Peptide aggregation

By Marieke Schor

Aggregation or, more specific, fibril formation is a very common process in nature. On the one hand you could think of functional fibrils like microtubules or gossamer. However, fibrils are also associated with diseases like Alzheimer’s and type II diabetes. The most popular model for fibrillar assembly is the nucleation-polymerisation model. First a stable nucleus has to be formed as the rate limiting step. After this, further elongation of the fibril is very fast. So far it is not really known what drives these unstructured peptides to form highly ordered aggregates with a high beta-sheet character but it seems to be a very common feature among proteins. It is thought that hydrogen bond formation and hydrophobic interactions are the main driving forces for aggregation. At the moment we work on two different fibril forming sets of peptides. For these systems we want to investigate the mechanism behind both nucleus formation and further elongation of the fibril. For this we use molecular dynamics (MD) simulations and parallel tempering techniques (hier link naar stukje Jocelyne) As fibrils rapidly become to large to study with standard MD simulations once the first steps are clear, we will use coarser and coarser models to follow fibril growth at time and length scales of interest.

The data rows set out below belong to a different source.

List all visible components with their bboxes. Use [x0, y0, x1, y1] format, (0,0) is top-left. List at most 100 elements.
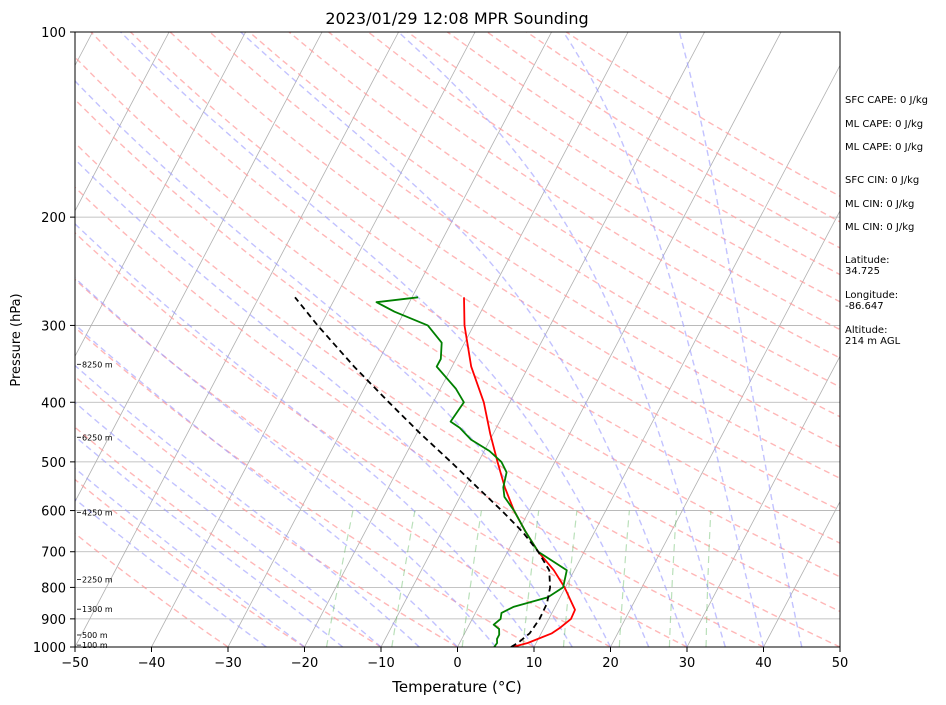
height-label: 2250 m	[82, 576, 113, 585]
x-tick-label: −30	[214, 656, 241, 671]
height-label: 4250 m	[82, 508, 113, 517]
height-label: 100 m	[82, 641, 108, 650]
isotherm-line	[75, 32, 170, 212]
y-tick-label: 1000	[33, 641, 66, 656]
parcel-line	[294, 296, 551, 647]
dry-adiabat	[75, 532, 229, 647]
dry-adiabat	[130, 32, 840, 512]
isotherm-line	[610, 209, 840, 647]
mixing-ratio-line	[325, 510, 354, 647]
moist-adiabat	[75, 222, 535, 647]
height-label: 6250 m	[82, 433, 113, 442]
x-tick-label: −40	[138, 656, 165, 671]
y-tick-label: 500	[41, 456, 66, 471]
isotherm-line	[227, 32, 552, 647]
isotherm-line	[686, 355, 840, 647]
dry-adiabat	[367, 32, 840, 331]
x-axis-label: Temperature (°C)	[391, 678, 521, 696]
dry-adiabat	[169, 32, 840, 480]
y-tick-label: 100	[41, 26, 66, 41]
dry-adiabat	[75, 375, 458, 647]
x-tick-label: 30	[679, 656, 696, 671]
moist-adiabat	[75, 467, 305, 647]
chart-title: 2023/01/29 12:08 MPR Sounding	[325, 9, 588, 28]
moist-adiabat	[75, 364, 420, 647]
height-label: 1300 m	[82, 605, 113, 614]
moist-adiabat	[75, 435, 344, 647]
moist-adiabat	[397, 32, 726, 647]
isotherm-line	[151, 32, 476, 647]
y-tick-label: 700	[41, 546, 66, 561]
y-axis: 100 200 300 400 500 600 700 800 900 1000	[33, 26, 75, 656]
dry-adiabat	[407, 32, 840, 303]
altitude-note: Altitude: 214 m AGL	[845, 325, 901, 347]
reference-lines	[75, 32, 840, 647]
data-lines	[294, 296, 576, 647]
moist-adiabat	[120, 32, 650, 647]
x-tick-label: 0	[453, 656, 461, 671]
y-tick-label: 200	[41, 211, 66, 226]
dry-adiabat	[209, 32, 840, 448]
moist-adiabat	[75, 79, 612, 647]
mixing-ratio-line	[522, 510, 540, 647]
dry-adiabat	[75, 98, 840, 613]
moist-adiabat	[75, 277, 497, 647]
temperature-line	[463, 297, 576, 647]
sfc-cape-note: SFC CAPE: 0 J/kg	[845, 95, 928, 106]
x-tick-label: 50	[832, 656, 849, 671]
height-label: 8250 m	[82, 360, 113, 369]
mixing-ratio-line	[391, 510, 416, 647]
moist-adiabat	[678, 32, 803, 647]
moist-adiabat	[75, 323, 458, 647]
moist-adiabat	[562, 32, 765, 647]
y-tick-label: 300	[41, 319, 66, 334]
dry-adiabat	[288, 32, 840, 388]
moist-adiabat	[75, 498, 267, 647]
ml-cin-note-2: ML CIN: 0 J/kg	[845, 222, 915, 233]
dry-adiabat	[90, 32, 840, 544]
x-tick-label: 10	[526, 656, 543, 671]
isotherm-line	[533, 64, 840, 647]
height-label: 500 m	[82, 631, 108, 640]
moist-adiabat	[240, 32, 688, 647]
mixing-ratio-line	[461, 510, 482, 647]
x-tick-label: −10	[367, 656, 394, 671]
dry-adiabat	[75, 478, 305, 647]
y-axis-label: Pressure (hPa)	[9, 293, 24, 386]
dry-adiabat	[248, 32, 840, 418]
ml-cin-note: ML CIN: 0 J/kg	[845, 199, 915, 210]
x-axis: −50 −40 −30 −20 −10 0 10 20 30 40 50	[61, 647, 848, 671]
moist-adiabat	[75, 158, 573, 647]
x-tick-label: −50	[61, 656, 88, 671]
y-tick-label: 600	[41, 505, 66, 520]
mixing-ratio-line	[705, 510, 712, 647]
y-tick-label: 900	[41, 613, 66, 628]
dry-adiabat	[75, 278, 611, 647]
dry-adiabat	[75, 326, 535, 647]
ml-cape-note: ML CAPE: 0 J/kg	[845, 119, 924, 130]
isotherm-line	[457, 32, 782, 647]
x-tick-label: −20	[291, 656, 318, 671]
isotherm-line	[380, 32, 705, 647]
x-tick-label: 20	[602, 656, 619, 671]
isotherm-line	[75, 32, 323, 503]
dry-adiabat	[75, 142, 840, 647]
sfc-cin-note: SFC CIN: 0 J/kg	[845, 175, 920, 186]
mixing-ratio-line	[562, 510, 578, 647]
mixing-ratio-line	[618, 510, 630, 647]
isotherm-line	[763, 500, 840, 647]
x-tick-label: 40	[755, 656, 772, 671]
dry-adiabat	[75, 186, 764, 647]
isotherm-line	[75, 32, 246, 358]
dry-adiabat	[75, 56, 840, 578]
y-tick-label: 400	[41, 396, 66, 411]
dry-adiabat	[75, 231, 688, 647]
isotherm-line	[75, 32, 399, 647]
longitude-note: Longitude: -86.647	[845, 290, 899, 312]
ml-cape-note-2: ML CAPE: 0 J/kg	[845, 142, 924, 153]
mixing-ratio-line	[668, 510, 678, 647]
dewpoint-line	[375, 296, 568, 647]
latitude-note: Latitude: 34.725	[845, 255, 890, 277]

Silk-based block co-polymers

(In collaboration with the Laboratory of Physical Chemistry and Colloid Science, Wageningen Stimulus-responsive, nanostructured, self-assembling polymer materials have potential applications in tissue-engineering, nanotechnology and materials science. Silk-based block co-polymers consist of two silk-based blocks (S) and two collagen-like blocks (C), with the S blocks either on the outside (SCCS) or on the inside (CSSC). Upon changing to a lower pH the glutamate (E) residues become protonated and the protein starts forming very regular fibrils. Once the fibril is formed the silk blocks of the proteins have a regular beta-sheet structure while in solution the structure is unclear.

Amyloid forming peptides

(In collaboration with the Cell Biology and Histology group of the AMC) Usually defective or damaged proteins are rapidly degraded by proteases to avoid negative effects on cell function. However, if this fails misfolded and protease-resistant protein fragments can form aggregates in the cell as is commonly seen in a number of neurodegenerative diseases. The nine amino acid model peptide that we use shows rapid aggregation both in fluorescence microscopy experiments and in our simulations.